This post is by Nathan Hodges, TrinityP3‘s General Manager. Nathan applies his knowledge and creativity to the specific challenges of marketing management, with a particular focus on team dynamics and behavioural change.
Our judo teacher at school wasn’t a large man, nor was he the fittest. But he could throw far taller, far stronger people across the mat and into the floor with regularity, ease and a sly smile.
As he always explained to us, the secret was never to battle with your opponent head on – never meet strength with strength (because then strength will win). Instead use your opponent’s momentum and lack of balance against him or her.
We’ve been working with several large marketing departments this year, helping to re-engineer their processes and ensure that structure follows purpose.
And towards the end of each project, the question often arises as to how best to ‘launch’ the new way of working to the rest of the company – especially to the sales or product divisions or to the vertical business units.
In marketing, we like to convince and persuade.
We use data and research to help substantiate our arguments and make them more compelling. We still love to be working with a ‘big idea’ (even if lots of agencies can only present them in the one medium) or even lots of small ideas.
We prefer to ‘launch’ and ‘reveal’ and ‘present’ and ‘unveil’.
We spend hours on our vision and mission statements.
We speak the language of conversion.
The trouble is, this is just the way that many sales teams like to work too. And product departments. And most business units as well.
So we all end up presenting to each other, trying to convince each other, meeting strength with strength, and getting nowhere.
Perhaps all this is the opposite of what we should be doing. Maybe we should be thinking more like a judo master.
Influence – like judo – doesn’t try to confront or oppose. It’s not just an abstract noun – it’s a recognised set of techniques that can, like everything in life (and like judo) be learned and practised. It’s constantly confused with persuasion, of course – usually by the very people who love to persuade.
But the real beauty of influence is that it isn’t concerned with changing beliefs or even attitudes. It’s all about what everybody claims to be about at the moment: changing behaviour.
Influence acts just at the moment before that behaviour takes place, and it can work powerfully for people, organisations and brands.
If you’ve never come across the work of Dr Robert Cialdini, then treat yourself. Google him.
Cialdini’s argument (briefly and brutally summarised for a short blog piece) runs like this:
People are much more likely to do what you’re asking them to do if they:
1) like you
2) owe you
3) believe that people like them are doing the same thing
4) believe that you have some degree of authority
5) feel they are being consistent with a decision they have taken before
6) believe that the chances of doing this at some other time are limited
Nothing in there, by the way, about being convinced, or converted, or people agreeing with you and everything you stand for and believe.
Cialdini’s thinking is disarmingly simple, but the practical implications can be profound.
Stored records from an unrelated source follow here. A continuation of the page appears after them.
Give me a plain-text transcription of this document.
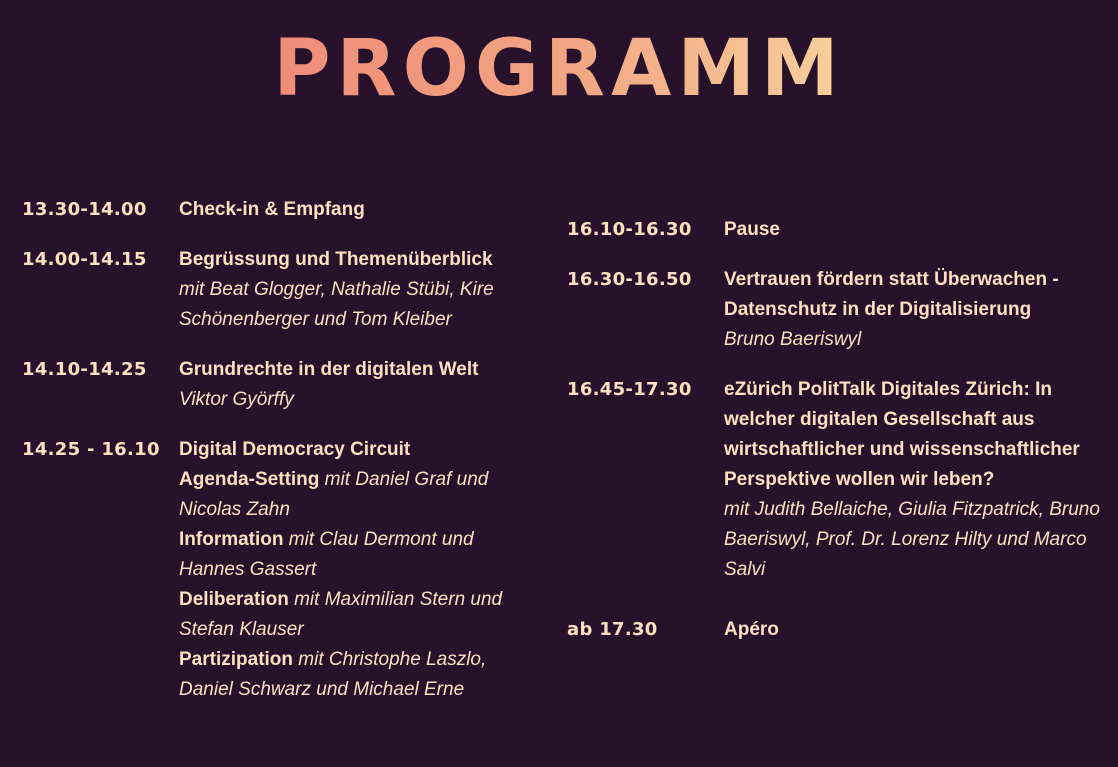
PROGRAMM
13.30-14.00	Check-in & Empfang
14.00-14.15	Begrüssung und Themenüberblick
mit Beat Glogger, Nathalie Stübi, Kire Schönenberger und Tom Kleiber
14.10-14.25	Grundrechte in der digitalen Welt
Viktor Györffy
14.25 - 16.10	Digital Democracy Circuit
Agenda-Setting mit Daniel Graf und Nicolas Zahn
Information mit Clau Dermont und Hannes Gassert
Deliberation mit Maximilian Stern und Stefan Klauser
Partizipation mit Christophe Laszlo, Daniel Schwarz und Michael Erne
16.10-16.30	Pause
16.30-16.50	Vertrauen fördern statt Überwachen - Datenschutz in der Digitalisierung
Bruno Baeriswyl
16.45-17.30	eZürich PolitTalk Digitales Zürich: In welcher digitalen Gesellschaft aus wirtschaftlicher und wissenschaftlicher Perspektive wollen wir leben?
mit Judith Bellaiche, Giulia Fitzpatrick, Bruno Baeriswyl, Prof. Dr. Lorenz Hilty und Marco Salvi
ab 17.30	Apéro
Suddenly you don’t need agreement, you don’t need to convince everyone of your argument. You simply need to influence behaviour.
So here’s a good way to kick off 2013 – get yourself properly across Cialdini’s thinking, and in particular take a good look at his six psychological cues of influence.
Work out which ones you use already, which ones work most powerfully on you and which ones could be most easily employed to improve the way you work – either as a marketing department with the rest of your company, or as an agency with your clients.
Then – the fun bit – work out which ones to apply to your communications and the brands you’re working with next year.
Our judo teacher was also our physics teacher. I wonder if Cialdini ever thought about teaching judo. I bet he’d be amazing.